Il écoute partout si l’on crie : Au secours !

N’est-ce pas la devise qui convient à toute la vie de Ange Mossé ? Vous le jugerez digne assurément du prix- que l’Académie ajoute à ses nombreuses médailles de sauvetage.

Roger Vanier ne porte qu’une médaille : mais c’est la Médaille militaire. Petit et chétif, il était attaché dans le Midi au service auxiliaire. Envoyé au front, à force d’instance, il a trouvé moyen de se distinguer, ce qui n’était pas facile entre tant de camarades vaillants et dévoués. Ne s’est-il pas avisé un jour de ramper jusqu’aux tranchées allemandes et d’y sauter en brandissant son brassard de la Croix-Rouge ? Il voulait obtenir quelques heures de répit pour enterrer les morts : ce que les Allemands, stupéfaits de son audace, accordèrent.
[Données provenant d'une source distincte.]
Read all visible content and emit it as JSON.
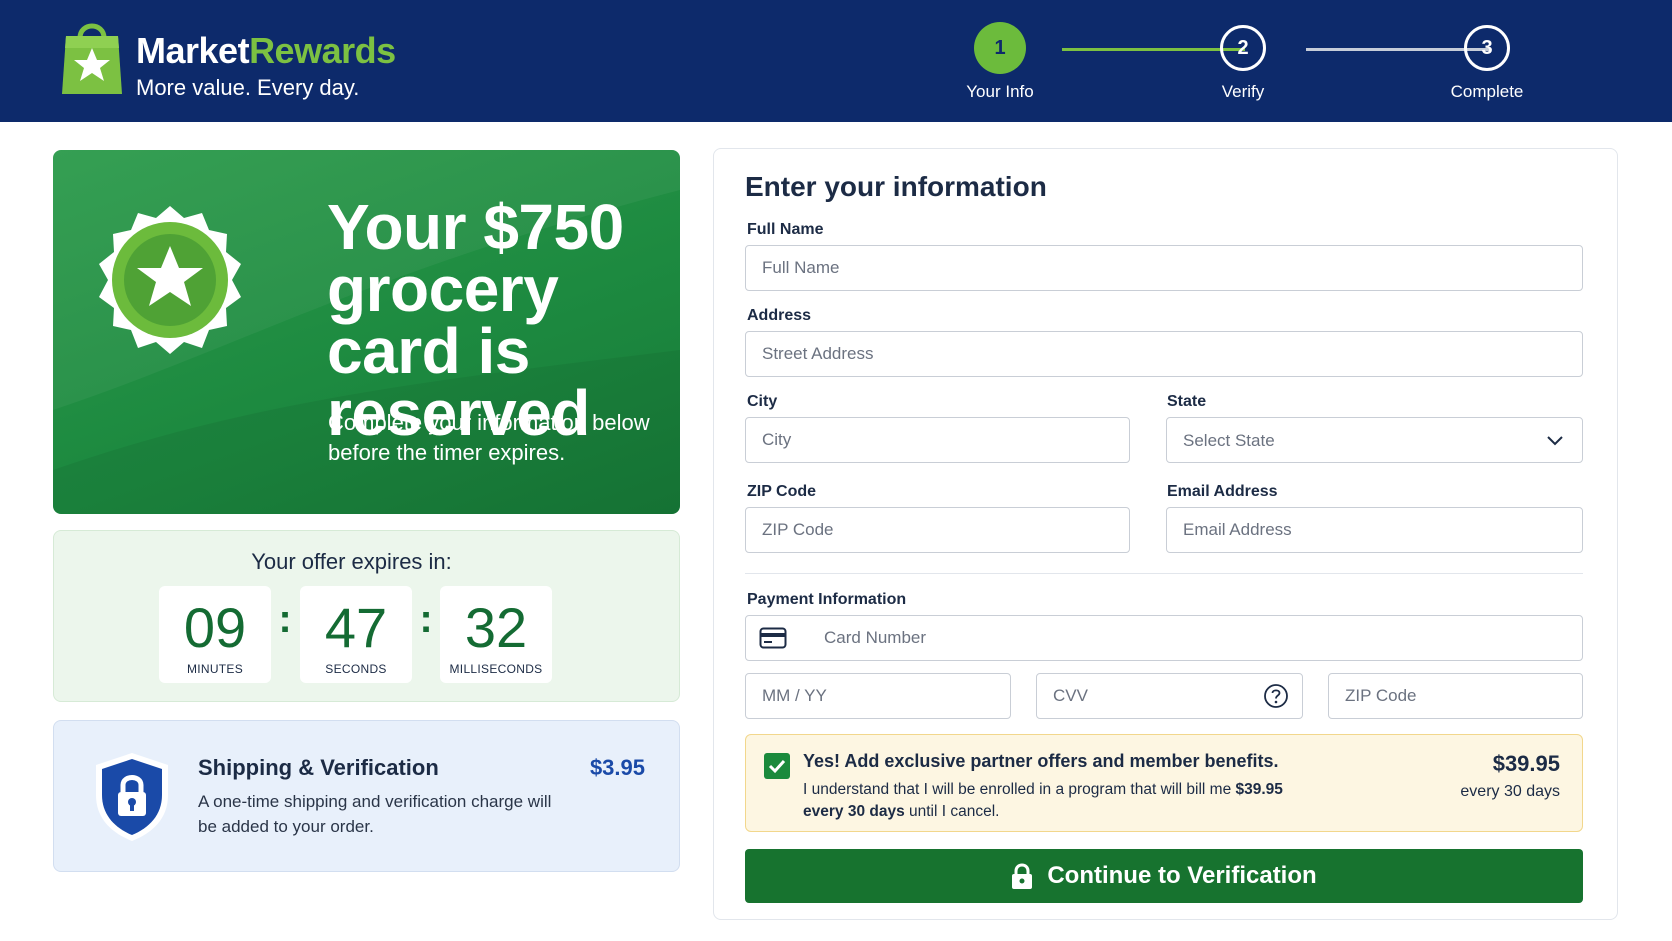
{
  "brand": {
    "name_part1": "Market",
    "name_part2": "Rewards",
    "tagline": "More value. Every day."
  },
  "steps": [
    {
      "number": "1",
      "label": "Your Info",
      "state": "active"
    },
    {
      "number": "2",
      "label": "Verify",
      "state": "upcoming"
    },
    {
      "number": "3",
      "label": "Complete",
      "state": "upcoming"
    }
  ],
  "hero": {
    "title": "Your $750 grocery card is reserved",
    "subtitle": "Complete your information below before the timer expires."
  },
  "timer": {
    "title": "Your offer expires in:",
    "minutes": "09",
    "minutes_label": "MINUTES",
    "seconds": "47",
    "seconds_label": "SECONDS",
    "milliseconds": "32",
    "milliseconds_label": "MILLISECONDS",
    "separator": ":"
  },
  "shipping": {
    "title": "Shipping & Verification",
    "price": "$3.95",
    "description": "A one-time shipping and verification charge will be added to your order."
  },
  "form": {
    "title": "Enter your information",
    "full_name": {
      "label": "Full Name",
      "placeholder": "Full Name"
    },
    "address": {
      "label": "Address",
      "placeholder": "Street Address"
    },
    "city": {
      "label": "City",
      "placeholder": "City"
    },
    "state": {
      "label": "State",
      "selected": "Select State"
    },
    "zip": {
      "label": "ZIP Code",
      "placeholder": "ZIP Code"
    },
    "email": {
      "label": "Email Address",
      "placeholder": "Email Address"
    },
    "payment": {
      "label": "Payment Information",
      "card_placeholder": "Card Number",
      "expiry_placeholder": "MM / YY",
      "cvv_placeholder": "CVV",
      "zip_placeholder": "ZIP Code"
    }
  },
  "offer": {
    "checked": true,
    "headline": "Yes! Add exclusive partner offers and member benefits.",
    "text_before": "I understand that I will be enrolled in a program that will bill me ",
    "text_bold": "$39.95 every 30 days",
    "text_after": " until I cancel.",
    "price": "$39.95",
    "period": "every 30 days"
  },
  "cta": {
    "label": "Continue to Verification"
  },
  "colors": {
    "header_bg": "#0d2a6b",
    "brand_green": "#7cc142",
    "hero_green": "#1d8a40",
    "timer_digits": "#146b33",
    "cta_bg": "#17732f",
    "price_blue": "#1a4aa8"
  },
  "icons": {
    "logo": "shopping-bag-star-icon",
    "badge": "star-badge-icon",
    "shield": "shield-lock-icon",
    "card": "credit-card-icon",
    "help": "question-circle-icon",
    "check": "checkmark-icon",
    "lock": "lock-icon",
    "chevron": "chevron-down-icon"
  }
}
Un autre jour, au contraire, il jette son brassard, bondit hors de la tranchée en criant : « En avant ! » et marche à l’ennemi avec ses camarades en armes : il fut blessé ce jour-là. On le retrouve partout, dans les plus terribles batailles, à Moronvilliers, à Perthes-les-Hurlus, devant Verdun, allant ramasser les blessés sous les bombardements et les rafales des mitrailleuses et obtenant les plus chauds éloges de ses chefs.

Je rends hommage, bien volontiers, à de si brillants mérites. Mais je ne voudrais pas passer sous silence le mérite modeste d’un respectable ouvrier mécanicien, M. Joseph Bethel. Il a soixante-dix-huit ans : il vient de perdre la vue. Sans cela ses mains encore fermes et habiles eussent continué le travail auquel il se livrait, sans un jour de discussion ou de dégoût, dans la même maison, depuis trente-neuf ans !

J’aurais encore mal fait mon choix parmi les portraits que j’avais à vous présenter si je ne vous faisais connaître Mme Bizolon.

Mme Bizolon est une cordonnière lyonnaise, restée veuve toute jeune, avec un fils, il y a vingt-quatre ans. Elle a travaillé ferme pour élever et instruire ce fils, et l’a vu, dès le premier jour, partir pour la guerre. Dès qu’elle a été seule, elle n’a eu qu’une pensée : aider, encourager les soldats : non pas tels ou tels filleuls, choisis et connus. Mais tous les soldats qui passent — car tous lui rappellent son fils. Elle imagine d’aller à la gare de Perrache, au passage des trains, et de leur apporter son propre déjeuner. Peu à peu elle intéresse des voisins à sa bonne œuvre, et obtient quelques concours. On la voit alors arriver avec de grands arrosoirs pleins de café chaud et de chocolat. Cela se passait vers cinq heures du matin ; et elle se levait à trois heures, de façon à ménager à ses petits (c’est le nom qu’elle leur donnait) une bonne surprise, en ce moment mélancolique qui suit une mauvaise et froide nuit, sans beaucoup de sommeil.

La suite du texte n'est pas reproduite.